First, we define a simulated global store and lease manager.

use std::sync::{Arc, Mutex};
use std::time::{Duration, Instant};
use std::collections::HashMap;

#[derive(Debug, Clone)]
struct TaskState {
    id: u64,
    data: String,
    version: u64, // For optimistic locking control
}

// Simulated Distributed Storage
struct GlobalStore {
    // Key: TaskID, Value: (OwnerID, LeaseExpiry, State)
    tasks: Mutex<HashMap<u64, (String, Instant, TaskState)>>,
}

impl GlobalStore {
    fn new() -> Self {
        GlobalStore {
            tasks: Mutex::new(HashMap::new()),
        }
    }

    // Try to acquire a task lease
    fn acquire_lease(&self, task_id: u64, worker_id: String, duration: Duration) -> Result<TaskState, String> {
        let mut store = self.tasks.lock().unwrap();
        let now = Instant::now();

        if let Some((owner, expiry, state)) = store.get(&task_id) {
            // If lease hasn't expired and owner isn't self, reject
            if *expiry > now && owner != &worker_id {
                return Err(format!("Task locked by {} until {:?}", owner, expiry));
            }
        }

        // Grant lease
        let initial_state = store.entry(task_id).or_insert((
            worker_id.clone(),
            now + duration,
            TaskState { id: task_id, data: "".to_string(), version: 0 },
        ));
        
        // Update lease time
        initial_state.0 = worker_id;
        initial_state.1 = now + duration;
        
        Ok(initial_state.2.clone())
    }

    // Atomic Commit: Check if lease is still valid + version match
    fn commit(&self, task_id: u64, worker_id: String, new_state: TaskState) -> Result<(), String> {
        let mut store = self.tasks.lock().unwrap();
        let now = Instant::now();

        if let Some((owner, expiry, current_state)) = store.get_mut(&task_id) {
            // Critical Check 1: Is lease expired?
            if *expiry < now {
                return Err("Lease expired during processing".to_string());
            }
            // Critical Check 2: Is Owner still me? (Prevent Split-Brain)
            if owner != &worker_id {
                return Err("Lease stolen by another worker".to_string());
            }
            // Critical Check 3: Is version sequential?
            if current_state.version + 1 != new_state.version {
                 return Err("Optimistic lock failure: version mismatch".to_string());
            }

            // Safe Commit
            *current_state = new_state;
            println!("Commit success for task {}", task_id);
            Ok(())
        } else {
            Err("Task not found".to_string())
        }
    }
}

2. Encapsulating Safe Worker Logic

Now we write the Worker logic.

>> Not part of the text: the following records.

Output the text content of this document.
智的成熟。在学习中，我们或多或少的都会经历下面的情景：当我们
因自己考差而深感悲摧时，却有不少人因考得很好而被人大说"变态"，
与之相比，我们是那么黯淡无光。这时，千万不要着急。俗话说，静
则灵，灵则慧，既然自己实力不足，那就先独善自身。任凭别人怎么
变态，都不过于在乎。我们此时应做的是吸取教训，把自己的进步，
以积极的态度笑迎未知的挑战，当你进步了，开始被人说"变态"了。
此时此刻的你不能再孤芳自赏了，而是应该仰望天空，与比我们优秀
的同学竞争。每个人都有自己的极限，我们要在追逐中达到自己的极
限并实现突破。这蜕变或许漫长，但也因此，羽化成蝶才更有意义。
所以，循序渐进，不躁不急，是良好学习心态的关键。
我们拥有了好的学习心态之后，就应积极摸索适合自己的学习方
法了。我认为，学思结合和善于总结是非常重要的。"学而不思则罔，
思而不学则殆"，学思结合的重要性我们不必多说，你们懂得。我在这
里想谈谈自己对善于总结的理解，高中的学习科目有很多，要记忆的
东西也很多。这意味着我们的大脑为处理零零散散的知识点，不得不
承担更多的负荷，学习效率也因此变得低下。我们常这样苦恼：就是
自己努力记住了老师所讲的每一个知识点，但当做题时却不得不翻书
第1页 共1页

Here we simulate a "processing delay" to see how the lease mechanism protects data.

struct Worker {
    id: String,
    store: Arc<GlobalStore>,
}

impl Worker {
    fn process_task(&self, task_id: u64) {
        // 1. Acquire Lease
        let lease_duration = Duration::from_millis(500);
        match self.store.acquire_lease(task_id, self.id.clone(), lease_duration) {
            Ok(mut state) => {
                println!("[{}] Acquired lease for task {}", self.id, task_id);

                // 2. Simulate Local Processing (State Migration / Computation)
                // Assume processing takes 300ms (safe) or 600ms (expired)
                std::thread::sleep(Duration::from_millis(300)); 

                // 3. Modify State
                state.data = format!("Processed by {}", self.id);
                state.version += 1;

                // 4. Attempt Atomic Commit
                match self.store.commit(task_id, self.id.clone(), state) {
                    Ok(_) => println!("[{}] Task {} migration complete.", self.id, task_id),
                    Err(e) => eprintln!("[{}] Commit failed: {}", self.id, e),
                }
            }
            Err(e) => eprintln!("[{}] Failed to acquire lease: {}", self.id, e),
        }
    }
}

3. RAII and Commit-or-Revert

In a more advanced Rust implementation, we would wrap TaskState in a LeaseGuard<'a>. When LeaseGuard is dropped, if it hasn't been commited, it can automatically trigger rollback logic or log an audit entry.

// Pseudo-code example:
// let mut guard = store.acquire_guard(task_id)?;
// guard.data = "new data";
// guard.commit()?; // Consumes the guard, only explicit commit takes effect
// If panic or early return happens here, guard is dropped, update is automatically abandoned.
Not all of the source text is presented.